Today the world pauses to celebrate play. But for African children — our children — play was never something that needed a designated day. It was the curriculum.
Long before the first classroom was built on this continent, children were learning. They were learning mathematics through the careful counting of seeds in mancala holes. They were learning strategy through the quiet intensity of bao. They were learning physics — the arc of a throw, the weight of resistance — through the spinning of a hoop down a red-dirt road. They were learning the deep grammar of community through the call-and-response of chase games played as the sun dropped behind the acacia trees.
Play was not the break from learning. Play was the learning.
What science confirms, our grandmothers always knew
Contemporary research now confirms what indigenous African pedagogies understood intuitively: play is not a luxury. It is how the human brain builds itself. Through play, children develop executive function — the ability to plan, regulate emotions, and hold multiple ideas at once. They build language. They rehearse social dynamics. They experience failure at low stakes and learn to recover.
Unstructured, child-led play in particular develops a kind of creative resilience that no worksheet can replicate. When a child decides to build a toy car from wire and bottle caps — as children across East Africa have done for generations — she is not just being creative. She is an engineer. A problem-solver. Someone who looks at the world and asks, what can I make from what I have?
Play is the highest form of research. African children were researchers long before that word existed in the vocabulary of formal education.
The games we are forgetting
Here is the uncomfortable truth we must sit with today: African traditional games are disappearing. Not because they stopped being valuable. But because we stopped treating them as valuable.
Walk into a toy shop in Nairobi, Accra, or Lagos. You will find shelves of LEGO, chess sets, Scrabble, and Monopoly. You will find very little that reflects the play traditions of the continent on which that shop stands. And if you scroll through the wish lists of our children, you will find the same pattern — a quiet erasure dressed up in colourful packaging.
This is not a small thing. When a child plays, they are not just having fun — they are absorbing a worldview. LEGO teaches individual construction. Monopoly teaches a specific theory of ownership and competition. Chess, for all its brilliance, encodes a European medieval hierarchy. None of these are inherently wrong. But if they are all a child ever plays, they grow up shaped entirely by someone else’s imagination of the world.
Bao / Mancala East & Central Africa
One of the oldest board games on earth. Teaches strategic thinking, counting, and forward planning across multiple moves. It uses complex mathematical strategy to capture opponents' pieces
Ampe Ghanaian
Shisima
Morabaraba, Southern Africa
These are not primitive games waiting to be replaced. These are sophisticated knowledge systems encoded in joy. Bao has been studied by mathematicians for its combinatorial complexity. Morabaraba demands the kind of abstract thinking we now pay premium prices to teach children through apps. Our children deserve to inherit these.
The cost of forgetting
When we replace African traditional games wholesale with Western ones, we are not just changing what children do with their afternoons. We are shaping what they believe is worth knowing. We are quietly communicating that the knowledge that came before — the knowledge carried in these games — was inferior. Childish, even.

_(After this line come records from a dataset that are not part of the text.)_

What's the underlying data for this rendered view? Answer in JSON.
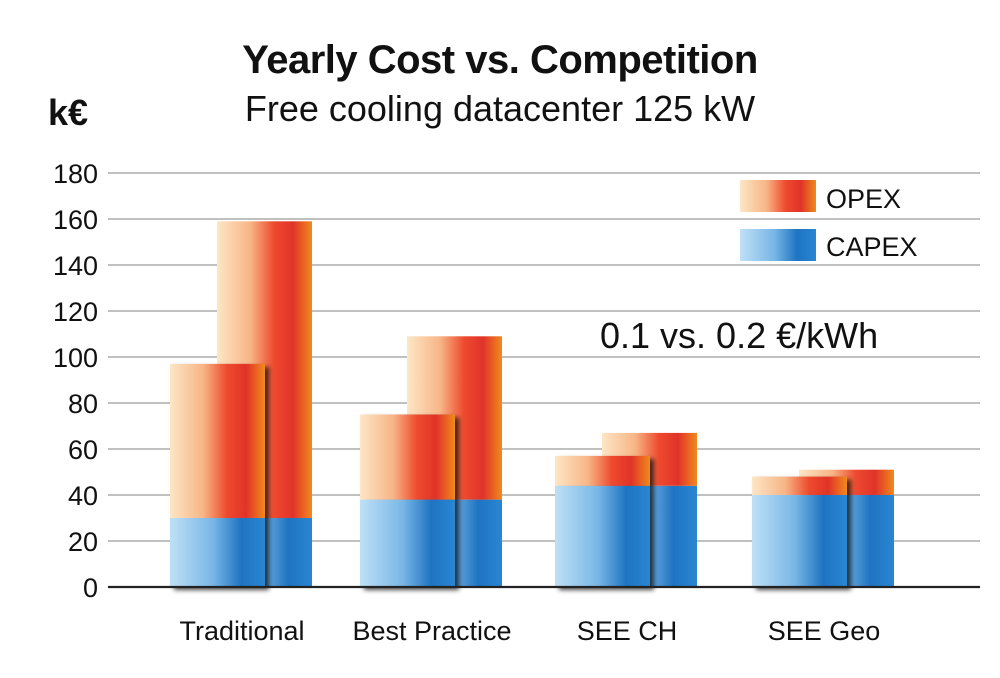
{
  "chart_data": {
    "type": "bar",
    "title": "Yearly Cost vs. Competition",
    "subtitle": "Free cooling datacenter 125 kW",
    "ylabel": "k€",
    "xlabel": "",
    "ylim": [
      0,
      180
    ],
    "yticks": [
      0,
      20,
      40,
      60,
      80,
      100,
      120,
      140,
      160,
      180
    ],
    "grid": true,
    "legend_position": "top-right",
    "stacked": true,
    "annotation": "0.1 vs. 0.2 €/kWh",
    "categories": [
      "Traditional",
      "Best Practice",
      "SEE CH",
      "SEE Geo"
    ],
    "series": [
      {
        "name": "CAPEX",
        "color": "#2a7fc8",
        "values_at_0_1": [
          30,
          38,
          44,
          40
        ],
        "values_at_0_2": [
          30,
          38,
          44,
          40
        ]
      },
      {
        "name": "OPEX",
        "color": "#e8501c",
        "values_at_0_1": [
          67,
          37,
          13,
          8
        ],
        "values_at_0_2": [
          129,
          71,
          23,
          11
        ]
      }
    ]
  }
}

A child who grows up never playing bao, never building a wire car, never being initiated into the rules of a game passed down from her great-grandmother — that child has lost access to a living connection with her own intellectual tradition. She may become educated. But she will carry a gap where her inheritance should be.
This is not nostalgia. This is about identity architecture. What we play shapes who we believe we are. And who we believe we are shapes what we build next.
A question for every African parent
Can your child name three traditional games from your culture? Can they teach those games to someone else? If not — not as a judgment, but as an honest inventory — something has been interrupted. And it is our generation’s work to restore it.
Reclaiming play as pedagogy
At Zyami, we do not believe this is irreversible. Cultural memory is resilient. It waits. All it needs is a generation of parents willing to remember — and to make remembering a priority, not a performance.
This does not mean rejecting LEGO or chess. Children can hold both. They can be fluent in many play traditions. But fluency in your own tradition must come first. The child who knows where she comes from can go anywhere. The child who has been given everyone else’s tradition but her own is always, in some small way, a guest in the world.
Today, on the International Day of Play, we invite you to do one simple thing: play an old game. Teach it the way it was taught to you, or research it if you never learned it. Let your children see that their ancestors were not waiting for the West to invent something worth playing with.
They already knew how to play. We just forgot to remember.